Universities in the UK, Germany, France, Norway, Australia, New Zealand, Canada and Ireland have, for decades, mostly not required any standardised testing of scholastic aptitude, relying only on school grades, marks cards and perhaps a short statement of purpose. But America has always had this extra rigour of testing to distil the really good students from the not-so-good. So, why is America moving to become test-optional?

A big reason is that, nearly 150 years after the Civil War and 50 years after the passage of the Civil Rights Act and various reforms aimed at helping minorities (Blacks, Hispanics, Native Americans), the US continues to struggle under problems of racial inequity. There’s a collective sense of guilt in the hallways of the most elite colleges and universities. In this narrative, whites and Asian Americans have a leg-up in college admissions because students from these demographic groups post disproportionately high scores on standardised tests.

Free prep avenues

The theory is that the performance of these students can be traced to income superiority and social mobility. These privileged families can afford to send children to test preparation centres, where students can be crafted and moulded into outstanding test takers. Minority children, this theory holds, are at a nascent disadvantage because they don’t have the means to afford such test preparation support. There are far better measures to evaluate incoming student quality — such as subjective assessments of family background, grades in school, extracurricular and leadership activities, and teacher recommendations — which level the playing field for minorities.

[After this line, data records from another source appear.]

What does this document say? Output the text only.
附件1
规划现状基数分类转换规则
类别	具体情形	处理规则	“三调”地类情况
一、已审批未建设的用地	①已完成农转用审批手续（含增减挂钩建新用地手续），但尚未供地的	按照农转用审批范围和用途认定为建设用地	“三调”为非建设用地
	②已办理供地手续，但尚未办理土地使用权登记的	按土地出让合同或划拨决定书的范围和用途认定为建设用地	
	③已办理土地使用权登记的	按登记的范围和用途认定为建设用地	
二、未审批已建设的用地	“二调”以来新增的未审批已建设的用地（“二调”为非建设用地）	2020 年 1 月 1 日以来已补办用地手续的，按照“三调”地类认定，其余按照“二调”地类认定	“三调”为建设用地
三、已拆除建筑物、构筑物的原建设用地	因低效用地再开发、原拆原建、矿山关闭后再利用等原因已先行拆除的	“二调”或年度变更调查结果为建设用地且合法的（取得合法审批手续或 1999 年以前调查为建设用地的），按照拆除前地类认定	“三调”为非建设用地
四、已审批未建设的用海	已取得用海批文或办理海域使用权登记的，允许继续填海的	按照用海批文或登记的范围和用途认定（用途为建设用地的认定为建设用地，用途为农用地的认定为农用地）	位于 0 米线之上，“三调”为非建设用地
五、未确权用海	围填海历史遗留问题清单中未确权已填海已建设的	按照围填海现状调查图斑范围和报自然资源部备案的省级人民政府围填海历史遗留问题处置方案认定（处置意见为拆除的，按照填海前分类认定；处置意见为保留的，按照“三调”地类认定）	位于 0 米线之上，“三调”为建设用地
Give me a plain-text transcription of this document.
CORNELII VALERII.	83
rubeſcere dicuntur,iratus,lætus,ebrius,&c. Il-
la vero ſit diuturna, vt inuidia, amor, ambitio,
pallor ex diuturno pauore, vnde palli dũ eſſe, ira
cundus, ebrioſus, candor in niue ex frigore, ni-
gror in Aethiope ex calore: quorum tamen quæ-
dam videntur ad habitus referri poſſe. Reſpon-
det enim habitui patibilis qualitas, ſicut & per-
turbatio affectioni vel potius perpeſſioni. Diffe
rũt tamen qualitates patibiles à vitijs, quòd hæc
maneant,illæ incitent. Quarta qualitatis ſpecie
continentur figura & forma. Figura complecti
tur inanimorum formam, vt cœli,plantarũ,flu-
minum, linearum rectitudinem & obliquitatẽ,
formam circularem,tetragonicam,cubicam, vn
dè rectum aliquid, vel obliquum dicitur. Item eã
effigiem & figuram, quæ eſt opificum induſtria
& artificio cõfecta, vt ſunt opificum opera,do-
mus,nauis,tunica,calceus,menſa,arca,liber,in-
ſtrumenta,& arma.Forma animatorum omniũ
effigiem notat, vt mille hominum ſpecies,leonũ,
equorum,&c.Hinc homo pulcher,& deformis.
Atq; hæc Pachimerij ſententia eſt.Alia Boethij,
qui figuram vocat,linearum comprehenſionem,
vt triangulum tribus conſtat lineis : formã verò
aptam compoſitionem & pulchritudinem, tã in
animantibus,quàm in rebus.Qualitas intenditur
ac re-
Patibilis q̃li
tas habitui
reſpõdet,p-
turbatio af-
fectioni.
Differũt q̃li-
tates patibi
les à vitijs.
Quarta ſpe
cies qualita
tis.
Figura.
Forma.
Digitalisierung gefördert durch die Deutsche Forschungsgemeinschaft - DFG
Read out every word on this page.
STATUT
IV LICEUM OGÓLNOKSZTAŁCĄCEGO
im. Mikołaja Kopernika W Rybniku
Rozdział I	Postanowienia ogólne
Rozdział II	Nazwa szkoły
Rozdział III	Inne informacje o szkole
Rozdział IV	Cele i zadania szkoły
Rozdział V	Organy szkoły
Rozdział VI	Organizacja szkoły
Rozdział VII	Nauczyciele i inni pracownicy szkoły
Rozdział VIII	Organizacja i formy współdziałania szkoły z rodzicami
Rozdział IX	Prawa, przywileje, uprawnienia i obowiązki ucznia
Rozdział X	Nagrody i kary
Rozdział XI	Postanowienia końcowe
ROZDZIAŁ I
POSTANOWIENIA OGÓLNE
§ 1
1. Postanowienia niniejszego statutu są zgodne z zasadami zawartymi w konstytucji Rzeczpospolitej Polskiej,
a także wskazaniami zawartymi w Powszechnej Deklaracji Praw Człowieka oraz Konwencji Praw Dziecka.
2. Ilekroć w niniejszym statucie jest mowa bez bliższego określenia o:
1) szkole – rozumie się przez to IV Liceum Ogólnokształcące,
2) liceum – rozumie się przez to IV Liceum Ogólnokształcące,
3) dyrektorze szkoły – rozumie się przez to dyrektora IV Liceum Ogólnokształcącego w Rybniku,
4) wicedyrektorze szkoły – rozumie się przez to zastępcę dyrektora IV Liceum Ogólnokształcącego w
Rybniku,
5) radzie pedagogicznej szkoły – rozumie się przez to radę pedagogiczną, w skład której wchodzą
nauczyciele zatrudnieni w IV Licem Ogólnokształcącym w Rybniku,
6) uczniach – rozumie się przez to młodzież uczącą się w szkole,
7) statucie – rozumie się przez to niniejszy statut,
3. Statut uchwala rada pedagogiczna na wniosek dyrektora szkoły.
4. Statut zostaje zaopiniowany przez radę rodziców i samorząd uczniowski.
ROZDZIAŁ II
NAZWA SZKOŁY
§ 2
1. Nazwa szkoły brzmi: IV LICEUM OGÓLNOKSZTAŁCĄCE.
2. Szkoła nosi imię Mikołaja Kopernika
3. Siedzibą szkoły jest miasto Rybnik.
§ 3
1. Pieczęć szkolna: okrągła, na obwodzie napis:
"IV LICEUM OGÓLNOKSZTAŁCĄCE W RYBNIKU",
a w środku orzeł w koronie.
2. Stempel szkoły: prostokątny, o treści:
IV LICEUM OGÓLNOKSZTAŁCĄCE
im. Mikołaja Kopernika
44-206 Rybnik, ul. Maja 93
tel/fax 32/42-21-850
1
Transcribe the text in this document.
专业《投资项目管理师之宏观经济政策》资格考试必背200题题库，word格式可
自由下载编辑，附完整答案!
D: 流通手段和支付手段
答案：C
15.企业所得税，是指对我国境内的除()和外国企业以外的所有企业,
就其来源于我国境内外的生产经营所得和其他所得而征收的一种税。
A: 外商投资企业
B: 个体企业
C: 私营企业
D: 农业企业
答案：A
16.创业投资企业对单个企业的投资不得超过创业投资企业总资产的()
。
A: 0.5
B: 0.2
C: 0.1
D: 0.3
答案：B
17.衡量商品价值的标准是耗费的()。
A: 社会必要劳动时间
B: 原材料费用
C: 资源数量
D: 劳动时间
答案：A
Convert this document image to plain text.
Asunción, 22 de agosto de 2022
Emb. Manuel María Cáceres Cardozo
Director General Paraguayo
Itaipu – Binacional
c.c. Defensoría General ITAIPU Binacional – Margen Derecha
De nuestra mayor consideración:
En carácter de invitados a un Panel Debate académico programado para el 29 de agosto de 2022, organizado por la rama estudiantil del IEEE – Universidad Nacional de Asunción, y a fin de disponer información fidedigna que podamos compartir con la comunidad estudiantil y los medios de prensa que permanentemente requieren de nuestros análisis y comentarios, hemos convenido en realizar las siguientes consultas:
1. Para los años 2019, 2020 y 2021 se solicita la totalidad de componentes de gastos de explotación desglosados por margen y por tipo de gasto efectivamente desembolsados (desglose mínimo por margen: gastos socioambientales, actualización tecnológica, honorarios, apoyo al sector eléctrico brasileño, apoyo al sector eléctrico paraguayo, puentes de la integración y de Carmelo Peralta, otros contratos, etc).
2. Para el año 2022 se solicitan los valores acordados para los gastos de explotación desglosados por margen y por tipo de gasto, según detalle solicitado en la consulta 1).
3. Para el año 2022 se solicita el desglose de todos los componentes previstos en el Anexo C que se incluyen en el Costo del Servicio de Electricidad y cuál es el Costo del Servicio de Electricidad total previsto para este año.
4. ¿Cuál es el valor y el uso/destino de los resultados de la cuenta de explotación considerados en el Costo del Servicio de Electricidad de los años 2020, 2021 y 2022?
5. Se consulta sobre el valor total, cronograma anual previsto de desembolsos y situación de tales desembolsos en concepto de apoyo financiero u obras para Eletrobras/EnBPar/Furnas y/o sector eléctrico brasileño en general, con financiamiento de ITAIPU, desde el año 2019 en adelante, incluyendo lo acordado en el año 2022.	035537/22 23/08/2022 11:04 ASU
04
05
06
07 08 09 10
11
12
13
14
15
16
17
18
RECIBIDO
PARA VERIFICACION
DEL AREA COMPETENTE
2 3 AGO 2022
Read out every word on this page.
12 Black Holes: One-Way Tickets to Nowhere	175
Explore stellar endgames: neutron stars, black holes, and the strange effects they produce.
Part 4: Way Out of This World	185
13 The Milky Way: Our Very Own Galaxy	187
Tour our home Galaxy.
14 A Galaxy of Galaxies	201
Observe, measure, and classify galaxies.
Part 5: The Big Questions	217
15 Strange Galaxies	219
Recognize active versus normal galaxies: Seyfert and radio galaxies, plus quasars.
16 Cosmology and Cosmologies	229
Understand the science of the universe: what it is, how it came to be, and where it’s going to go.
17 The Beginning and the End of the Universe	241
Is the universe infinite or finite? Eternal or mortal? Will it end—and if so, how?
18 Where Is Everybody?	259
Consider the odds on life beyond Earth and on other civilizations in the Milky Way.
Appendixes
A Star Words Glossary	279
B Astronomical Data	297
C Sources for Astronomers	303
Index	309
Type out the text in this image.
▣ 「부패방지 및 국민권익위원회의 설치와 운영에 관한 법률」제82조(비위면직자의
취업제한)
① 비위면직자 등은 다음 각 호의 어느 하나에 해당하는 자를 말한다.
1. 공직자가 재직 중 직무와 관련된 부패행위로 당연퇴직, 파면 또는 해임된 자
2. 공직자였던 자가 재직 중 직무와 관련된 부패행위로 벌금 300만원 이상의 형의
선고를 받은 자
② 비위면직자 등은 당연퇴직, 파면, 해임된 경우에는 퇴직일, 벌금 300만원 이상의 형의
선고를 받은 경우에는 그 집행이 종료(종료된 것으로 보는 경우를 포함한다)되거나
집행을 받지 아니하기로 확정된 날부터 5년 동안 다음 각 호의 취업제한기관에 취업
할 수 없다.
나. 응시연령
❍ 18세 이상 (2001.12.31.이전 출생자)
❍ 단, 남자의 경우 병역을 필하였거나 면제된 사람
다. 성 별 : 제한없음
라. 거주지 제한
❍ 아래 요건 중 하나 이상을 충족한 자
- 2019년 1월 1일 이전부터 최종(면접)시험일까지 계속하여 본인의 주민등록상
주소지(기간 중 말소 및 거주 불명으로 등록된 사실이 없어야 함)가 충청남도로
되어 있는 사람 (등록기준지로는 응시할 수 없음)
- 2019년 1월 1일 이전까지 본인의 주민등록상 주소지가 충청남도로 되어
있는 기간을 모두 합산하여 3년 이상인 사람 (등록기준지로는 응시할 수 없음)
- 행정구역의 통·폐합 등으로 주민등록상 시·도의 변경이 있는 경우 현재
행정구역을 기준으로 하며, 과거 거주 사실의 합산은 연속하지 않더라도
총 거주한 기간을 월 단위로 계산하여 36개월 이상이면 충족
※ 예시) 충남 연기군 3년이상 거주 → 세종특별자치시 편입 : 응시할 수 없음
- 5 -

Taken even as recently as a decade ago, this concern would probably have been legitimate. But modern technology today provides numerous test preparation avenues to help students willing to do well. For example, the College Board has designated Khan Academy — a brilliant site which contains video material, practice questions and test preparation kits — as its official partner. The site is free and available to anyone with an internet connection. (Khan Academy also has an extensive suite of JEE test prep material, also free). The ACT Academy is a free site offering similar help to ACT test takers.

School districts, NGOs and charities have helped narrow the gap as well. If a minority student without the means were to only express willingness to take these tests, numerous resources are available. Most do not have to even pay a test fee. Books are available for free from school libraries.

Volunteer tutors are available in most cities to help. One school district in North Texas helped send 125 students to a professional testing academy for a student cost of $50. The retail rate of the programme was over $1,800. The training was exhaustive — nearly two-and-a-half months of regular test practice, over several days a week.

Measure of speed and focus

Blaming the difference in test scores only on financial inequalities misses a larger point. These are tests which don’t just measure knowledge and skills. They measure speed, focus, determination and discipline. It is not easy to answer 160 multiple choice questions across comprehension, science and math in 45-50 seconds each. Some of these tests require students to be in the testing centre for four hours.

But the politically correct view in the United States is to argue that if minorities face any bottlenecks at all — especially those created by systems and processes — the best course of action is to remove the bottlenecks altogether.

The first test to fall victim to this kind of thinking was the timed essay. For years, students taking the SAT were required to write an essay by taking a position on a presented issue. The essay was timed to 25 minutes. In 2016, the fully revamped SAT dropped the SAT Essay component altogether, making it optional. The ACT always had the essay as an optional element of its test.

The collective belief is that by eliminating a 25-minute timed essay, the process of evaluating all students has become fairer. That this could lower incoming student quality appears to matter little.

To be sure, a majority of US colleges continue to use standardised tests as one factor in a set of parameters. But the trend is becoming clearer by the day, as college after college, proudly announces that it is joining the test-optional set.